Show that the $\limsup_{n \to \infty}\sqrt[n]n$ $\leq 1$

Question

The question states: Show that the $\limsup_{n \to \infty}\sqrt[n]n$ $\leq 1$, and conclude that $\lim_{n \to \infty}\sqrt[n]n = 1$. (Hint: Assume that $\limsup_{n \to \infty}\sqrt[n]n$ $>1$ and arrive at a contradiction to the fact that $\sum_{n=1}^\infty n\theta^{n}<\infty$ for all $\theta \in(0,1)$.)

I am specifically trying to use the hint I was given to prove this statement as I know there are many alternate ways in showing it.

Assume that $\limsup_{n \to \infty}\sqrt[n]n$ $>1$,

I have let $b_n :=n\theta^{n}$ and tried using the Root Test to which I get: \begin{align} \limsup_{n \to \infty}b_n > \theta>0 \end{align} which doesn't help me. I don't see how any other test really helps me in this scenario as the hint makes me believe I need to use the $\limsup$ in some way. Any help is appreciated.

Answer 1

If $x = \liminf \sqrt[n]n > 1$, then $1 < \frac{x+1}2 < x$ and there are infinitly many $n$ such that $\sqrt[n]n\ge \frac{x+1}2$, that is, $n\left(\frac 2{x+1}\right)^n\le 1$. Now, sum them up, noting that $\theta = \frac 2{x+1} < 1$.

Answer 2

If you set $b_n = n\theta^n$ in the root theorem, you find $$\theta \limsup_{n\to\infty} \sqrt[n]{n} \leq 1$$ for all $0 < \theta < 1.$ (using the part of your hint not having to do with contradiction)

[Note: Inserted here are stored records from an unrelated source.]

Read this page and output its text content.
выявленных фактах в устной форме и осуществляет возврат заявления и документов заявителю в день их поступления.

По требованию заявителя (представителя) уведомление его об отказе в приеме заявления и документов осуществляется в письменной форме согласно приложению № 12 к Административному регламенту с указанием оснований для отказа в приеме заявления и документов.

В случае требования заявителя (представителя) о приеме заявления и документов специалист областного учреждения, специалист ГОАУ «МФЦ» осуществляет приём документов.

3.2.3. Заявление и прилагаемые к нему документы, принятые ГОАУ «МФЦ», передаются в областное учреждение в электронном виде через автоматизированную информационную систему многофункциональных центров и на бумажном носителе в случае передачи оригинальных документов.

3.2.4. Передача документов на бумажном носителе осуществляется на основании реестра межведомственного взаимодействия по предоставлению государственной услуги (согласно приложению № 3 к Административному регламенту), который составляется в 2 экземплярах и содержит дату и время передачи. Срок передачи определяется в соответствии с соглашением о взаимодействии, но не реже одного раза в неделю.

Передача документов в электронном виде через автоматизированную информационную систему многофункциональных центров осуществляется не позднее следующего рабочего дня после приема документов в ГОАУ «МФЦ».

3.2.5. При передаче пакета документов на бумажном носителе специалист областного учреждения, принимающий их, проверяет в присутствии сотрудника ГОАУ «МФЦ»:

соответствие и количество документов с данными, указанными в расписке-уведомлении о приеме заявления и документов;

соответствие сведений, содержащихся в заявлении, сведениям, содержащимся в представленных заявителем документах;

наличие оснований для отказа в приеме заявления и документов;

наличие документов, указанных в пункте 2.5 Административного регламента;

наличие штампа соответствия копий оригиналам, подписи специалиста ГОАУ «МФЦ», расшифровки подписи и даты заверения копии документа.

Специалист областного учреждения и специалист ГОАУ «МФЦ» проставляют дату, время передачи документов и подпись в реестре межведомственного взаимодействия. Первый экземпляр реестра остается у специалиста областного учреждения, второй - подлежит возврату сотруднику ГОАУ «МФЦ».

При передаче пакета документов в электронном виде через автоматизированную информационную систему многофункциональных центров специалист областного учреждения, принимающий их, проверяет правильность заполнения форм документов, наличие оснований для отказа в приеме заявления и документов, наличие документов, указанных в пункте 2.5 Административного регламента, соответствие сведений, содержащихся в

Divide both sides by $\theta > 0$: $$\limsup_{n\to\infty} \sqrt[n]{n} \leq 1/\theta$$

Now let $\theta \to 1^-$ to deduce the result.

Answer 3

Here is a different proof about the limit of $\sqrt[n]{n}$ using calculus. First, note that

$$f(x)=x^{\frac{1}{x}}$$

$$f'(x)=x^{\frac{1}{x}} \left(\frac{1}{x^2}-\frac{\log (x)}{x^2}\right).$$

Then the derivative is negative for $x>e$ as

$$f'(x)=x^{\frac{1}{x}} \left(\frac{1}{x^2}-\frac{\log (x)}{x^2}\right)<x^{\frac{1}{x}} \left(\frac{1}{x^2}-\frac{\log (e)}{x^2}\right)=0.$$

Thus, $f(x)$ is decreasing which implies the terms of $\sqrt[n]{n}$ are decreasing (at least for $n\geq 3$). In addition,

$$\sqrt[n]{n}\geq \sqrt[n]{1}=1.$$

Since we have a decreasing sequence that is bounded below by $1$, we may conclude that

$$\lim_{n\to\infty}\sqrt[n]{n}=L$$

exists and is greater than or equal to $1$. Now, suppose this limit is greater than $1$. Then there exists $\epsilon>0$ such that $\sqrt[n]{n}>1+\epsilon$ for all but a finite number of $n\in\mathbb{N}$. For $n\geq 2$, we may unravel this expression to get

$$\sqrt[n]{n}>1+\epsilon$$

$$n>(1+\epsilon)^n=\sum_{i=0}^n\binom{n}{i}\epsilon^i=1+n\epsilon+\frac{n(n-1)}{2}\epsilon^2+\cdots>\frac{n(n-1)}{2}\epsilon^2$$

$$2>(n-1)\epsilon^2$$

This is clearly false as we may choose $n\geq \frac{2+\epsilon^2}{\epsilon^2}$ to get

$$2>(n-1)\epsilon^2\geq \left(\frac{2+\epsilon^2}{\epsilon^2}-1\right) \epsilon^2=2.$$

Having reached a contradiction, we are assured that

$$\lim_{n\to\infty}\sqrt[n]{n}=1.$$